Meyer is far more than capable, and far more than driven. It was probably like a punch to the stomachs of the other 11 Big Ten head coaches when it was announced Meyer would take the OSU job. Because he leaves no stones unturned. You don’t build a 122-23 record as a head coach over four different stops without being relentless and using all available assets.
You don’t walk into a place that was 6-7 in 2011 and wallowing in self-pity about NCAA sanctions brought on by former coach Jim Tressel, and win your first 18 games. Unless, that is, you were everything the Bucknuts wanted in a head coach.
Meyer has won two national-championships, which is two more than the rest of the Big Ten’s coaches combined. Meyer was never going to restart his coaching career at an Indiana or Minnesota. He demands perfection and championships, just like his program’s fans.

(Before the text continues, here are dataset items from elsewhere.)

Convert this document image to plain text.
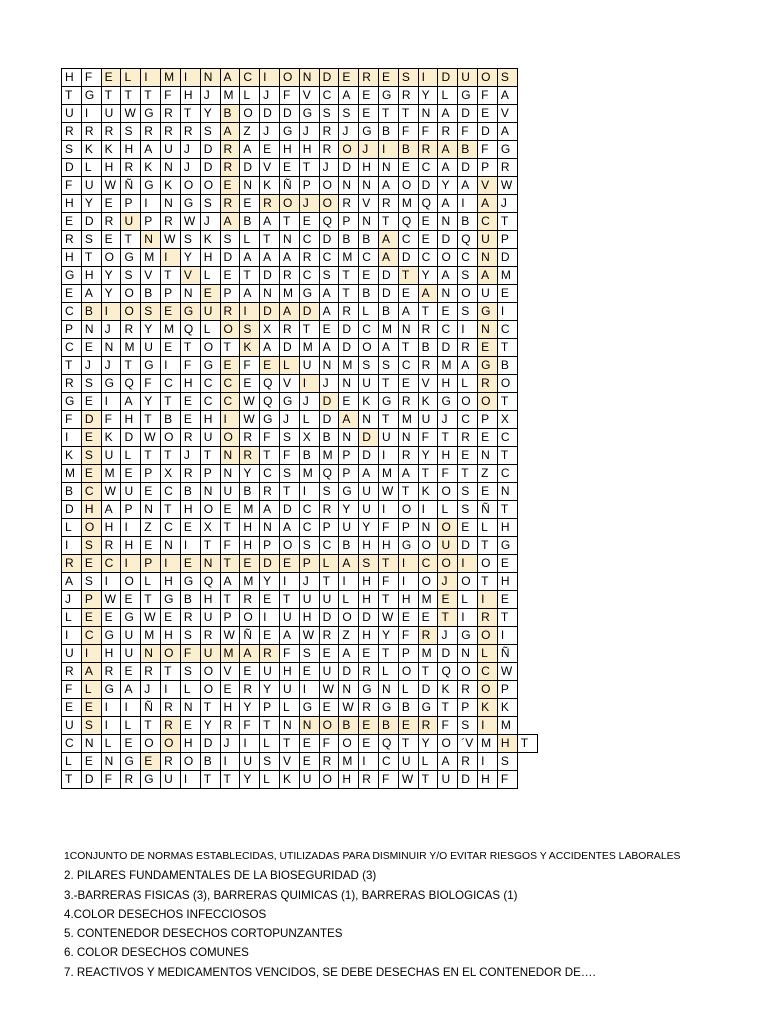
H	F	E	L	I	M	I	N	A	C	I	O	N	D	E	R	E	S	I	D	U	O	S	
T	G	T	T	T	F	H	J	M	L	J	F	V	C	A	E	G	R	Y	L	G	F	A	
U	I	U	W	G	R	T	Y	B	O	D	D	G	S	S	E	T	T	N	A	D	E	V	
R	R	R	S	R	R	R	S	A	Z	J	G	J	R	J	G	B	F	F	R	F	D	A	
S	K	K	H	A	U	J	D	R	A	E	H	H	R	O	J	I	B	R	A	B	F	G	
D	L	H	R	K	N	J	D	R	D	V	E	T	J	D	H	N	E	C	A	D	P	R	
F	U	W	Ñ	G	K	O	O	E	N	K	Ñ	P	O	N	N	A	O	D	Y	A	V	W	
H	Y	E	P	I	N	G	S	R	E	R	O	J	O	R	V	R	M	Q	A	I	A	J	
E	D	R	U	P	R	W	J	A	B	A	T	E	Q	P	N	T	Q	E	N	B	C	T	
R	S	E	T	N	W	S	K	S	L	T	N	C	D	B	B	A	C	E	D	Q	U	P	
H	T	O	G	M	I	Y	H	D	A	A	A	R	C	M	C	A	D	C	O	C	N	D	
G	H	Y	S	V	T	V	L	E	T	D	R	C	S	T	E	D	T	Y	A	S	A	M	
E	A	Y	O	B	P	N	E	P	A	N	M	G	A	T	B	D	E	A	N	O	U	E	
C	B	I	O	S	E	G	U	R	I	D	A	D	A	R	L	B	A	T	E	S	G	I	
P	N	J	R	Y	M	Q	L	O	S	X	R	T	E	D	C	M	N	R	C	I	N	C	
C	E	N	M	U	E	T	O	T	K	A	D	M	A	D	O	A	T	B	D	R	E	T	
T	J	J	T	G	I	F	G	E	F	E	L	U	N	M	S	S	C	R	M	A	G	B	
R	S	G	Q	F	C	H	C	C	E	Q	V	I	J	N	U	T	E	V	H	L	R	O	
G	E	I	A	Y	T	E	C	C	W	Q	G	J	D	E	K	G	R	K	G	O	O	T	
F	D	F	H	T	B	E	H	I	W	G	J	L	D	A	N	T	M	U	J	C	P	X	
I	E	K	D	W	O	R	U	O	R	F	S	X	B	N	D	U	N	F	T	R	E	C	
K	S	U	L	T	T	J	T	N	R	T	F	B	M	P	D	I	R	Y	H	E	N	T	
M	E	M	E	P	X	R	P	N	Y	C	S	M	Q	P	A	M	A	T	F	T	Z	C	
B	C	W	U	E	C	B	N	U	B	R	T	I	S	G	U	W	T	K	O	S	E	N	
D	H	A	P	N	T	H	O	E	M	A	D	C	R	Y	U	I	O	I	L	S	Ñ	T	
L	O	H	I	Z	C	E	X	T	H	N	A	C	P	U	Y	F	P	N	O	E	L	H	
I	S	R	H	E	N	I	T	F	H	P	O	S	C	B	H	H	G	O	U	D	T	G	
R	E	C	I	P	I	E	N	T	E	D	E	P	L	A	S	T	I	C	O	I	O	E	
A	S	I	O	L	H	G	Q	A	M	Y	I	J	T	I	H	F	I	O	J	O	T	H	
J	P	W	E	T	G	B	H	T	R	E	T	U	U	L	H	T	H	M	E	L	I	E	
L	E	E	G	W	E	R	U	P	O	I	U	H	D	O	D	W	E	E	T	I	R	T	
I	C	G	U	M	H	S	R	W	Ñ	E	A	W	R	Z	H	Y	F	R	J	G	O	I	
U	I	H	U	N	O	F	U	M	A	R	F	S	E	A	E	T	P	M	D	N	L	Ñ	
R	A	R	E	R	T	S	O	V	E	U	H	E	U	D	R	L	O	T	Q	O	C	W	
F	L	G	A	J	I	L	O	E	R	Y	U	I	W	N	G	N	L	D	K	R	O	P	
E	E	I	I	Ñ	R	N	T	H	Y	P	L	G	E	W	R	G	B	G	T	P	K	K	
U	S	I	L	T	R	E	Y	R	F	T	N	N	O	B	E	B	E	R	F	S	I	M	
C	N	L	E	O	O	H	D	J	I	L	T	E	F	O	E	Q	T	Y	O	´V	M	H	T
L	E	N	G	E	R	O	B	I	U	S	V	E	R	M	I	C	U	L	A	R	I	S	
T	D	F	R	G	U	I	T	T	Y	L	K	U	O	H	R	F	W	T	U	D	H	F	
1CONJUNTO DE NORMAS ESTABLECIDAS, UTILIZADAS PARA DISMINUIR Y/O EVITAR RIESGOS Y ACCIDENTES LABORALES
2. PILARES FUNDAMENTALES DE LA BIOSEGURIDAD (3)
3.-BARRERAS FISICAS (3), BARRERAS QUIMICAS (1), BARRERAS BIOLOGICAS (1)
4.COLOR DESECHOS INFECCIOSOS
5. CONTENEDOR DESECHOS CORTOPUNZANTES
6. COLOR DESECHOS COMUNES
7. REACTIVOS Y MEDICAMENTOS VENCIDOS, SE DEBE DESECHAS EN EL CONTENEDOR DE….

“They’ve got guys that look like big‑time football players. Play like them. They’re coached like them,” Ferentz said Tuesday.
Teams in the same conference play for different things. An Ohio State win Saturday would be just another concrete block in the Horseshoe’s wall. But if the Hawkeyes triumph, people in Iowa will write songs and sonnets about this day.
They may want to watch all four quarters before spending any ink or bandwidth.